MyKinsta Add/Deploy Application
In MyKinsta, when you add an application, it connects to the GitHub repository to retrieve the application.
MyKinsta Bot
With Automatic deployment on commit enabled in your application’s settings, if you commit a change or merge to your repository in GitHub, the MyKinsta bot detects this, then pulls the application from GitHub and deploys the updated version of the application.
Google Cloud Build
MyKinsta sends the application to Google Cloud Build to build an image of the application from the code. It knows what applications or modules to install for the application from the information in the buildpacks or the Dockerfile. The output is an image that can be turned into a container.
Google Artifact Registry
This stores the container images that are ready to deploy. Each application has a single image that can be used whenever it needs to be deployed.
Kubernetes Cluster
The image from the artifact registry is pushed to the cluster, this is a virtual machine (VM) where multiple containers can run.

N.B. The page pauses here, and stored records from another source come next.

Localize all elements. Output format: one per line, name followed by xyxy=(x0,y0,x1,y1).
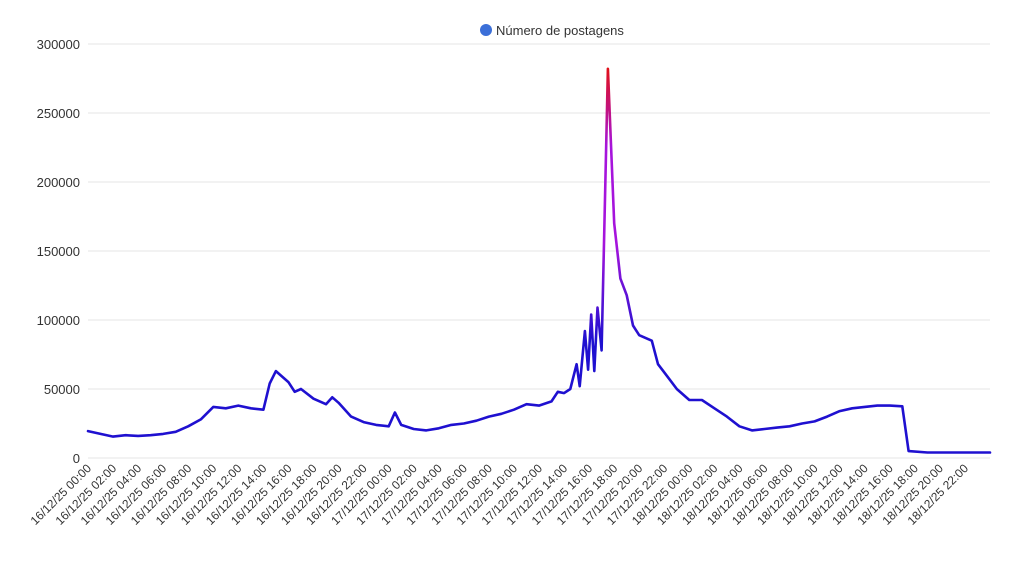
legend-marker-icon xyxy=(480,24,492,36)
y-tick-label: 50000 xyxy=(44,382,80,397)
y-tick-label: 200000 xyxy=(37,175,80,190)
legend: Número de postagens xyxy=(480,23,624,38)
series-line xyxy=(86,67,992,454)
y-tick-label: 150000 xyxy=(37,244,80,259)
y-tick-label: 100000 xyxy=(37,313,80,328)
y-tick-label: 0 xyxy=(73,451,80,466)
legend-label: Número de postagens xyxy=(496,23,624,38)
y-tick-label: 250000 xyxy=(37,106,80,121)
y-tick-label: 300000 xyxy=(37,37,80,52)
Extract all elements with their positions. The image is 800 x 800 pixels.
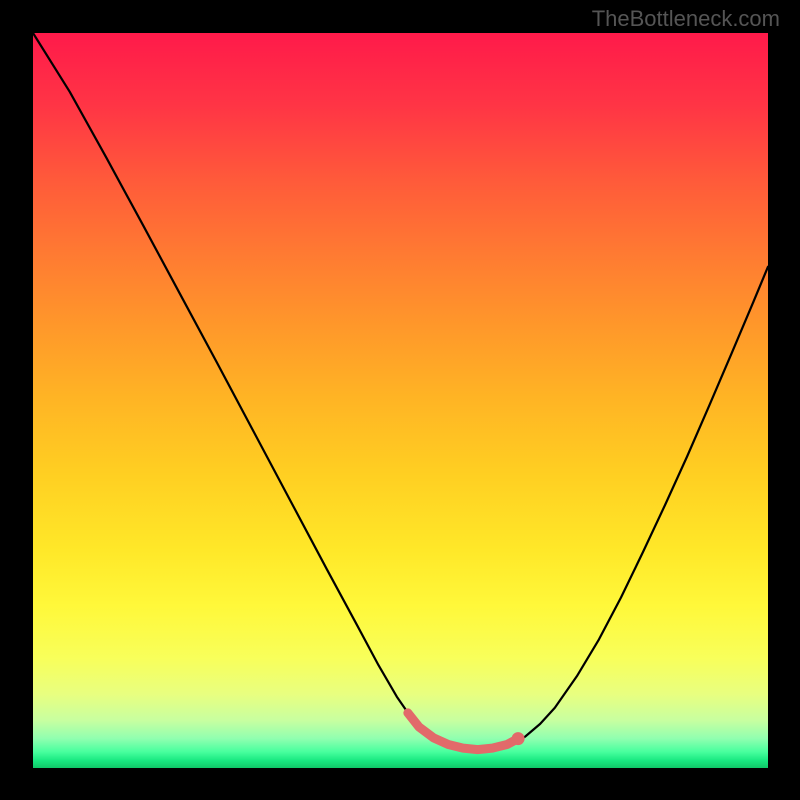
bottleneck-curve <box>33 33 768 751</box>
plot-area <box>33 33 768 768</box>
watermark-text: TheBottleneck.com <box>592 6 780 32</box>
optimal-range-marker <box>408 713 518 750</box>
curve-layer <box>33 33 768 768</box>
optimal-point-dot <box>512 732 525 745</box>
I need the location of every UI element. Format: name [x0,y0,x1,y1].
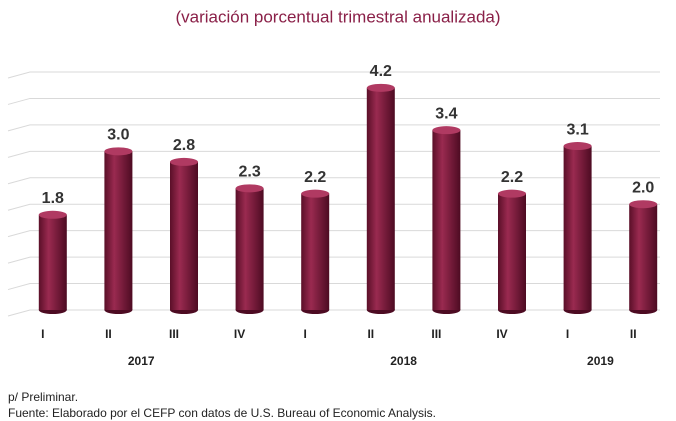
bar [301,193,330,310]
group-label: 2018 [390,354,417,368]
value-label: 2.2 [304,169,326,186]
x-tick-label: II [105,327,112,341]
x-tick-label: I [41,327,44,341]
x-tick-label: II [367,327,374,341]
bar-top [235,184,264,193]
x-tick-label: III [169,327,179,341]
group-label: 2017 [128,354,155,368]
bar-top [38,210,67,219]
x-tick-label: IV [234,327,245,341]
grid-line [7,124,660,132]
x-tick-label: II [630,327,637,341]
x-tick-label: III [431,327,441,341]
x-tick-label: IV [496,327,507,341]
value-label: 2.2 [501,169,523,186]
value-label: 2.8 [173,137,195,154]
source-note: Fuente: Elaborado por el CEFP con datos … [8,406,436,420]
bar [366,87,395,310]
bar [432,130,461,310]
value-label: 4.2 [370,63,392,80]
chart-title: (variación porcentual trimestral anualiz… [175,7,500,26]
bar [235,188,264,310]
bar-top [629,200,658,209]
bar-top [170,157,198,166]
bar-top [563,142,592,151]
bar-top [301,189,330,198]
bar-top [432,126,461,135]
value-label: 3.4 [435,105,457,122]
bar-top [498,189,526,198]
value-label: 2.3 [238,164,260,181]
grid-line [7,71,660,79]
bar [498,193,526,310]
group-label: 2019 [587,354,614,368]
value-label: 1.8 [42,190,64,207]
bar [563,146,592,310]
bar [38,214,67,310]
bar [170,161,198,310]
x-tick-label: I [566,327,569,341]
value-label: 3.0 [107,127,129,144]
bar [104,151,133,310]
bar-top [366,83,395,92]
value-label: 3.1 [566,121,588,138]
value-label: 2.0 [632,179,654,196]
x-tick-label: I [304,327,307,341]
bar-top [104,147,133,156]
bar [629,204,658,310]
footnote: p/ Preliminar. [8,390,78,404]
grid-line [7,97,660,105]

The clusters are tuned to ensure the request from the artifact registry finds the right container, the containers are running, and they have the right resources. If there are any issues with a container, the application is redeployed to another container.
Requests
Cloudflare
When a visitor accesses the website for an application, it first accesses Cloudflare, which knows which cluster hosts the website. It then sends the access request to the correct cluster.

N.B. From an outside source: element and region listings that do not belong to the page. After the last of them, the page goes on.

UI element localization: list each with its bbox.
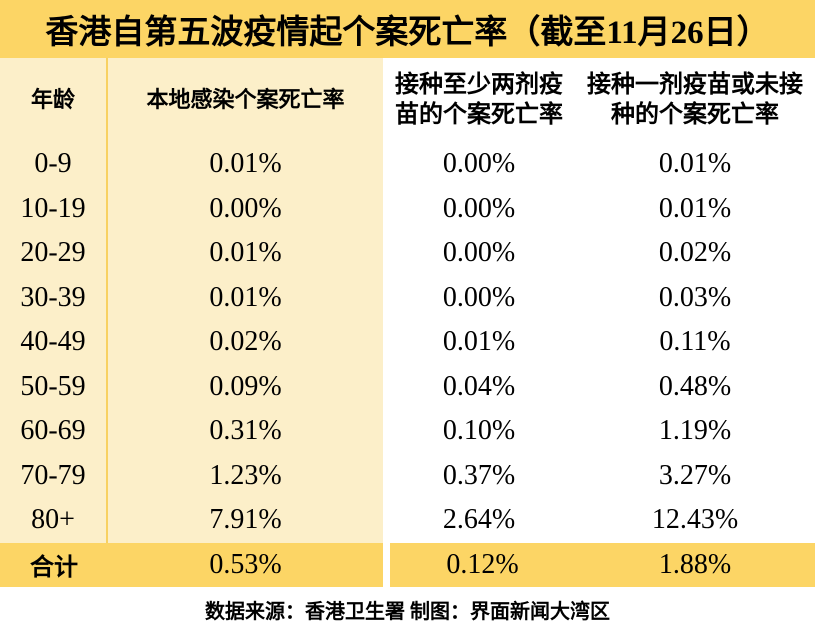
- one-dose-rate-cell: 3.27%: [575, 453, 815, 498]
- source-credit-text: 数据来源：香港卫生署 制图：界面新闻大湾区: [205, 600, 610, 623]
- header-line: 接种一剂疫苗或未接: [587, 72, 803, 98]
- two-dose-rate-cell: 0.00%: [383, 275, 575, 320]
- column-header-one-dose-or-unvaccinated: 接种一剂疫苗或未接 种的个案死亡率: [575, 58, 815, 142]
- column-header-two-dose: 接种至少两剂疫 苗的个案死亡率: [383, 58, 575, 142]
- total-two-dose-rate-cell: 0.12%: [383, 542, 575, 587]
- one-dose-rate-cell: 1.19%: [575, 409, 815, 454]
- table-total-row: 合计 0.53% 0.12% 1.88%: [0, 542, 815, 587]
- total-one-dose-rate-cell: 1.88%: [575, 542, 815, 587]
- local-rate-cell: 1.23%: [108, 453, 383, 498]
- table-row: 40-49 0.02% 0.01% 0.11%: [0, 320, 815, 365]
- one-dose-rate-cell: 0.48%: [575, 364, 815, 409]
- age-cell: 70-79: [0, 453, 108, 498]
- table-row: 20-29 0.01% 0.00% 0.02%: [0, 231, 815, 276]
- local-rate-cell: 0.00%: [108, 186, 383, 231]
- one-dose-rate-cell: 0.01%: [575, 142, 815, 187]
- age-cell: 30-39: [0, 275, 108, 320]
- column-header-local-infection-label: 本地感染个案死亡率: [146, 87, 345, 112]
- age-cell: 40-49: [0, 320, 108, 365]
- local-rate-cell: 0.01%: [108, 231, 383, 276]
- local-rate-cell: 0.31%: [108, 409, 383, 454]
- two-dose-rate-cell: 0.00%: [383, 231, 575, 276]
- table-row: 10-19 0.00% 0.00% 0.01%: [0, 186, 815, 231]
- one-dose-rate-cell: 0.11%: [575, 320, 815, 365]
- header-line: 种的个案死亡率: [611, 102, 779, 128]
- local-rate-cell: 0.01%: [108, 142, 383, 187]
- column-header-one-dose-label: 接种一剂疫苗或未接 种的个案死亡率: [587, 70, 803, 130]
- table-row: 50-59 0.09% 0.04% 0.48%: [0, 364, 815, 409]
- column-header-local-infection: 本地感染个案死亡率: [108, 58, 383, 142]
- local-rate-cell: 0.09%: [108, 364, 383, 409]
- title-bar: 香港自第五波疫情起个案死亡率（截至11月26日）: [0, 0, 815, 58]
- header-line: 苗的个案死亡率: [395, 102, 563, 128]
- footer-bar: 数据来源：香港卫生署 制图：界面新闻大湾区: [0, 586, 815, 632]
- column-header-two-dose-label: 接种至少两剂疫 苗的个案死亡率: [395, 70, 563, 130]
- age-cell: 10-19: [0, 186, 108, 231]
- local-rate-cell: 7.91%: [108, 498, 383, 543]
- two-dose-rate-cell: 0.00%: [383, 186, 575, 231]
- two-dose-rate-cell: 0.10%: [383, 409, 575, 454]
- one-dose-rate-cell: 0.02%: [575, 231, 815, 276]
- one-dose-rate-cell: 12.43%: [575, 498, 815, 543]
- table-row: 80+ 7.91% 2.64% 12.43%: [0, 498, 815, 543]
- total-local-rate-cell: 0.53%: [108, 542, 383, 587]
- age-cell: 0-9: [0, 142, 108, 187]
- header-line: 接种至少两剂疫: [395, 72, 563, 98]
- table-row: 30-39 0.01% 0.00% 0.03%: [0, 275, 815, 320]
- two-dose-rate-cell: 0.04%: [383, 364, 575, 409]
- page-title: 香港自第五波疫情起个案死亡率（截至11月26日）: [45, 15, 770, 51]
- local-rate-cell: 0.02%: [108, 320, 383, 365]
- table-header-row: 年龄 本地感染个案死亡率 接种至少两剂疫 苗的个案死亡率 接种一剂疫苗或未接 种…: [0, 58, 815, 142]
- two-dose-rate-cell: 0.00%: [383, 142, 575, 187]
- one-dose-rate-cell: 0.03%: [575, 275, 815, 320]
- fatality-rate-table: 年龄 本地感染个案死亡率 接种至少两剂疫 苗的个案死亡率 接种一剂疫苗或未接 种…: [0, 58, 815, 587]
- local-rate-cell: 0.01%: [108, 275, 383, 320]
- table-row: 60-69 0.31% 0.10% 1.19%: [0, 409, 815, 454]
- age-cell: 60-69: [0, 409, 108, 454]
- two-dose-rate-cell: 0.01%: [383, 320, 575, 365]
- two-dose-rate-cell: 2.64%: [383, 498, 575, 543]
- age-cell: 20-29: [0, 231, 108, 276]
- age-cell: 50-59: [0, 364, 108, 409]
- total-label-cell: 合计: [0, 542, 108, 587]
- table-row: 70-79 1.23% 0.37% 3.27%: [0, 453, 815, 498]
- table-row: 0-9 0.01% 0.00% 0.01%: [0, 142, 815, 187]
- column-header-age: 年龄: [0, 58, 108, 142]
- age-cell: 80+: [0, 498, 108, 543]
- one-dose-rate-cell: 0.01%: [575, 186, 815, 231]
- two-dose-rate-cell: 0.37%: [383, 453, 575, 498]
- column-header-age-label: 年龄: [30, 87, 75, 112]
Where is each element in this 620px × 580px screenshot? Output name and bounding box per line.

Currently, for Application Hosting and Database hosting, Cloudflare includes the default firewall rules, the default DDoS protection, and other defaults.
Cloud Load Balancing
Each cluster has a load balancer that receives the access request from Cloudflare and randomly pushes a VM worker node.
Ingress
The VM worker node receives the request on the Ingress system, which knows which container is responsible for the hostname being requested. The Ingress system sends the request to the correct container, and if the container has a database attached, it communicates with the database and sends a response on the same route.
Virtual Machines (VM)
A virtual machine (VM) can hold multiple containers and multiple databases.
Containers
Each container or application can have multiple copies on the VM. In this case, the Ingress system knows this and randomly sends through one of the copies of the same container.